Clinician-deployable deep hypergraph model integrating clinical and CT radiomics predicts immunotherapy outcomes in NSCLC.
Authors
Affiliations (13)
Affiliations (13)
- School of Health Management, China Medical University, Shenyang, Liaoning, China.
- Department of Pulmonary Surgery, Guangdong Lung Cancer Institute, Guangdong Provincial People's Hospital (Guangdong Academy of Medical Sciences), Southern Medical University, Guangzhou, China.
- Ganzhou Municipal Hospital, Ganzhou, Jiangxi, China.
- Department of Laboratory Medicine, Nanfang Hospital, Southern Medical University, Guangzhou, China.
- Faculty of Data Science, City University of Macau, MacauChina.
- Department of Radiology, Shengjing hospital of China Medical University, Shenyang, Liaoning, China.
- Department of Medical Oncology, Guangdong Provincial People's Hospital, the First Hospital of China Medical University, Shenyang, Liaoning, China.
- Shengjing Hospital of China Medical University, Shenyang, Liaoning, China.
- Department of Oncology, Guangdong Provincial People's Hospital (Guangdong Academy of Medical Sciences), Southern Medical University, Guangzhou, China.
- Department of General Practice, The First Affiliated Hospital of Guangzhou Medical University, Guangzhou, China.
- Department of Radiology, The First Affiliated Hospital of University of Science and Technology of China (USTC), Division of Life Sciences and Medicine, USTC, Hefei, Anhui, China.
- Department of Thoracic Surgery, Shengjing hospital of China Medical University, Shenyang, Liaoning, China.
- Department of Radiology, Guangdong Provincial People's Hospital (Guangdong Academy of Medical Sciences), Southern Medical University, Guangzhou, China.
Abstract
Current image-based deep learning models that predict the benefits of immunotherapy in non-small cell lung cancer (NSCLC) require high-performance hardware. We aimed to develop and externally validate a clinician-operable prognostic model that integrates clinical and imaging data in a format usable by clinicians on standard central-processing-unit (CPU) hardware. This multicenter study included 1,379 patients with NSCLC treated with immunotherapy from five Chinese hospitals and the Memorial Sloan-Kettering (MSK) Cancer Center.
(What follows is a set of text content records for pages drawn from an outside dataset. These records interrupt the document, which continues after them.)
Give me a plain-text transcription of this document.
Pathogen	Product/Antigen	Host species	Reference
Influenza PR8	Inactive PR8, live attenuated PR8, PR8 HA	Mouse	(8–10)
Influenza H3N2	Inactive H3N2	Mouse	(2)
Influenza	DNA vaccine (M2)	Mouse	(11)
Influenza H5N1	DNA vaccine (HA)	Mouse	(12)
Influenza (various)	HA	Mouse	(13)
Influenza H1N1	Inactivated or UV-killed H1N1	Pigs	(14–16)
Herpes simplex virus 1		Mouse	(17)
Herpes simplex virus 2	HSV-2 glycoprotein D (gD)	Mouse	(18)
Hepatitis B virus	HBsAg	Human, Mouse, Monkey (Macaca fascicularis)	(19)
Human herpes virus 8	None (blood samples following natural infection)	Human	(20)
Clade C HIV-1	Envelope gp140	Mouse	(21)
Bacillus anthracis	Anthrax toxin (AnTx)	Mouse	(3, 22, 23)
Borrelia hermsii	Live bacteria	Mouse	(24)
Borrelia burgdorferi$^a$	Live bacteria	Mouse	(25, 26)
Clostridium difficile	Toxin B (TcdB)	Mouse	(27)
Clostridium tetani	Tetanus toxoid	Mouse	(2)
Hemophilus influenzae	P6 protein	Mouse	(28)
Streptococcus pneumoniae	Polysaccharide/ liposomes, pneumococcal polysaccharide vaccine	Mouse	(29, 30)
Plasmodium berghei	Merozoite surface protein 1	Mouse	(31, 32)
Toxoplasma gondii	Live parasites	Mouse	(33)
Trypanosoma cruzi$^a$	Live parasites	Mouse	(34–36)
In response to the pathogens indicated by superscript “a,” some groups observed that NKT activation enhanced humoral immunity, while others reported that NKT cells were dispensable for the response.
A pairwise association encoder (PAE) converted routinely collected baseline clinical variables into edge weights of a patient-similarity graph, while radiomics features extracted from pretreatment chest computed tomography (CT) were embedded as node attributes in a Deep Hypergraph for NSCLC (DHGN). DHGN was trained on progression-free survival (PFS) and validated on overall survival (OS). Model performance was compared with three established control models and a published deep learning benchmark. Ten thoracic oncology experts independently implemented and tested each pipeline. Trained on PFS, DHGN yielded C-indices of 0.72, 0.71, and 0.71, and 0.70, 0.71, and 0.69 when validated on OS. DHGN outperformed the clinical-only, radiomics-only, composite, and EfficientNetV2 models for both endpoints (all P < 0.0001). It correctly identified patients likely to achieve PFS > 24 months and those unlikely to reach 12 months, which was superior to tumor mutation burden (TMB) and PD-L1 expression. Higher DHGN scores strongly predicted longer survival outcomes (hazard ratio: 0.10, 95% CI: 0.07-0.16, P < 0.0001) and improved the prognostic accuracy of patient stratification based on PD-L1 expression. Based on clinicians' practical deployment, the DHGN significantly reduced the operational complexity and computational requirements (P < 0.01) for model development and application in clinical settings. In conclusion, we proposed a clinician-friendly population graph model that fuses baseline clinical data with CT radiomics on widely available CPU hardware accurately stratifies NSCLC patients for immunotherapy benefits, potentially redefining benchmarks for non-invasive prognostic biomarkers and enabling broader clinical translation.